Jeffrey Sachs, un privatiseur réformé ?
(Publié dans GralsWelt 40/2006)
Jeffrey D Sachs "La fin de la pauvreté", Settlers Munich, 2005.
Jeffrey D. Sachs est l'un des économistes les plus connus au monde. Son parcours est exceptionnel. À l'âge de 28 ans, il était déjà l'un des plus jeunes professeurs de Harward. Il a ensuite conseillé les gouvernements de plusieurs pays, et Kofi Anam, le secrétaire général de l'ONU, l'a nommé son conseiller personnel il y a cinq ans. Jeffrey D.Sachs enseigne actuellement à l'Université de Columbia à New York.
Il s'est rendu impopulaire dans les pays post-communistes parce qu'il a recommandé une voie radicale vers le libre marché dans les années 1990. Ce cours a conduit la Russie dans un chaos économique dont personne n'a trouvé d'issue à ce jour. Rétrospectivement, le professeur Sachs souligne qu'il en a été accusé à tort. (p.182).
Sa position au nom de l'ONU et la perspicacité qui l'accompagnait ont changé son idéologie, d'un propagandiste fondamental de l'économie de marché libre à un avocat du tiers monde.
Juste à temps pour le Sommet du Millénaire des Nations Unies en septembre 2005, il a présenté un livre :
"La fin de la pauvreté".
Cet ouvrage très lisible débute par des analyses de la situation mondiale actuelle et un bref rappel historique. Sachs décrit ensuite la situation particulière de certains pays et leurs approches de la réduction de la pauvreté à partir de sa propre expérience. Bien sûr, il connaît aussi très bien les faiblesses de certaines institutions, comme la Banque mondiale et le Fonds monétaire mondial.
Fervent partisan de la mondialisation, il espère que la prospérité augmentera partout grâce à l'ouverture des marchés et à la libre circulation de l'argent et des biens. Cependant, il appelle à une "mondialisation éclairée" dans laquelle chacun - en particulier les grandes entreprises - suive également les règles de l'économie de marché et les principes d'une gestion responsable des entreprises.
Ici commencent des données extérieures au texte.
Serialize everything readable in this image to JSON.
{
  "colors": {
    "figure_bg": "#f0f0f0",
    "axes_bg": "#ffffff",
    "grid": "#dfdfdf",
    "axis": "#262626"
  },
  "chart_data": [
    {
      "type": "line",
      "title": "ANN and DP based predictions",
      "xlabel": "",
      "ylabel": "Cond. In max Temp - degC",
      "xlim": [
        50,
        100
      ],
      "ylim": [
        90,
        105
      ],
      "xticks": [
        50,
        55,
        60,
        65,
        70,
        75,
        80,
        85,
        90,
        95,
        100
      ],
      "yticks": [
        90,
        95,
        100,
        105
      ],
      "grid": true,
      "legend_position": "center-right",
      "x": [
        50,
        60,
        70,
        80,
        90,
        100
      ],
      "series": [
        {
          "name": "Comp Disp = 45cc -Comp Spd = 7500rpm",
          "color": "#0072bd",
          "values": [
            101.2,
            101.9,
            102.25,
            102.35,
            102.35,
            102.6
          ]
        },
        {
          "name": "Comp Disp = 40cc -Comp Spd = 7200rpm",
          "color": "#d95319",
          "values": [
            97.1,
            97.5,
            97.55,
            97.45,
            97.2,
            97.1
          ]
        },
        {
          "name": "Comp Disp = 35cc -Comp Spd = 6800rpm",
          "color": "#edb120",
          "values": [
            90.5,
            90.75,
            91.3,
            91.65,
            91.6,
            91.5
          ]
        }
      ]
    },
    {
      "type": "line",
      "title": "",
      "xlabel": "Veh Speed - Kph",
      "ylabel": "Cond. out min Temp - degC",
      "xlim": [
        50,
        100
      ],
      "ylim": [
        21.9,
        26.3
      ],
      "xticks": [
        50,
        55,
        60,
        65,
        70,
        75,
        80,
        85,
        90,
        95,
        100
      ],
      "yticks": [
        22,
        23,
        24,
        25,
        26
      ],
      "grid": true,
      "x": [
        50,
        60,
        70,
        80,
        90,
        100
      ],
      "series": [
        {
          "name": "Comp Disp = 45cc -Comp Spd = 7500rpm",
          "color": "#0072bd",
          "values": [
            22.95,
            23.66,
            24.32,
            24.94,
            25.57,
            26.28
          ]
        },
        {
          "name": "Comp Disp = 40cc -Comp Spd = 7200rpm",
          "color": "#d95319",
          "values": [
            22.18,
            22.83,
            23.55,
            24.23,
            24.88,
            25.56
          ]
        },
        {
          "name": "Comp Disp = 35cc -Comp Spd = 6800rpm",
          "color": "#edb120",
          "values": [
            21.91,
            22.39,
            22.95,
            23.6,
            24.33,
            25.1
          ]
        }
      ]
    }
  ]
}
Selon Sachs, les critiques de la mondialisation en particulier peuvent également contribuer à cette mondialisation éclairée en observant de près les entreprises internationales et en sensibilisant le public aux pratiques commerciales déloyales. Contrairement à la « suffisance des riches », il concède que les altermondialistes, qui ont fait une certaine différence, ont « des croyances éthiques correctes » même lorsque « leur diagnostic des problèmes est erroné ». Sachs explique cela, également en ce qui concerne le "père de l'économie de marché" souvent mal compris Adam Smith :
« Mais la forte critique des entreprises internationales et du libre-échange découle d'un rejet instinctif du capitalisme, qui est l'expression d'un profond malentendu. Trop de manifestants ignorent qu'Adam Smith a partagé leur indignation morale et leurs revendications morales concrètes, et que certains libres-échangistes pensent également qu'une action gouvernementale pour aider les moyens de subsistance des pauvres et protéger l'environnement est nécessaire. Trop de manifestants ne se rendent pas compte que croire au pouvoir du commerce et des marchés peut aller de pair avec la reconnaissance des limites de leur efficacité. Les opposants à la mondialisation sont trop pessimistes sur les possibilités d'un capitalisme à visage humain ; mais cela permet d'une part de profiter des atouts remarquables du commerce mondial et des investissements transfrontaliers et d'autre part de pallier leurs limites et leurs insuffisances par une action collective appropriée ». (pp. 430/431).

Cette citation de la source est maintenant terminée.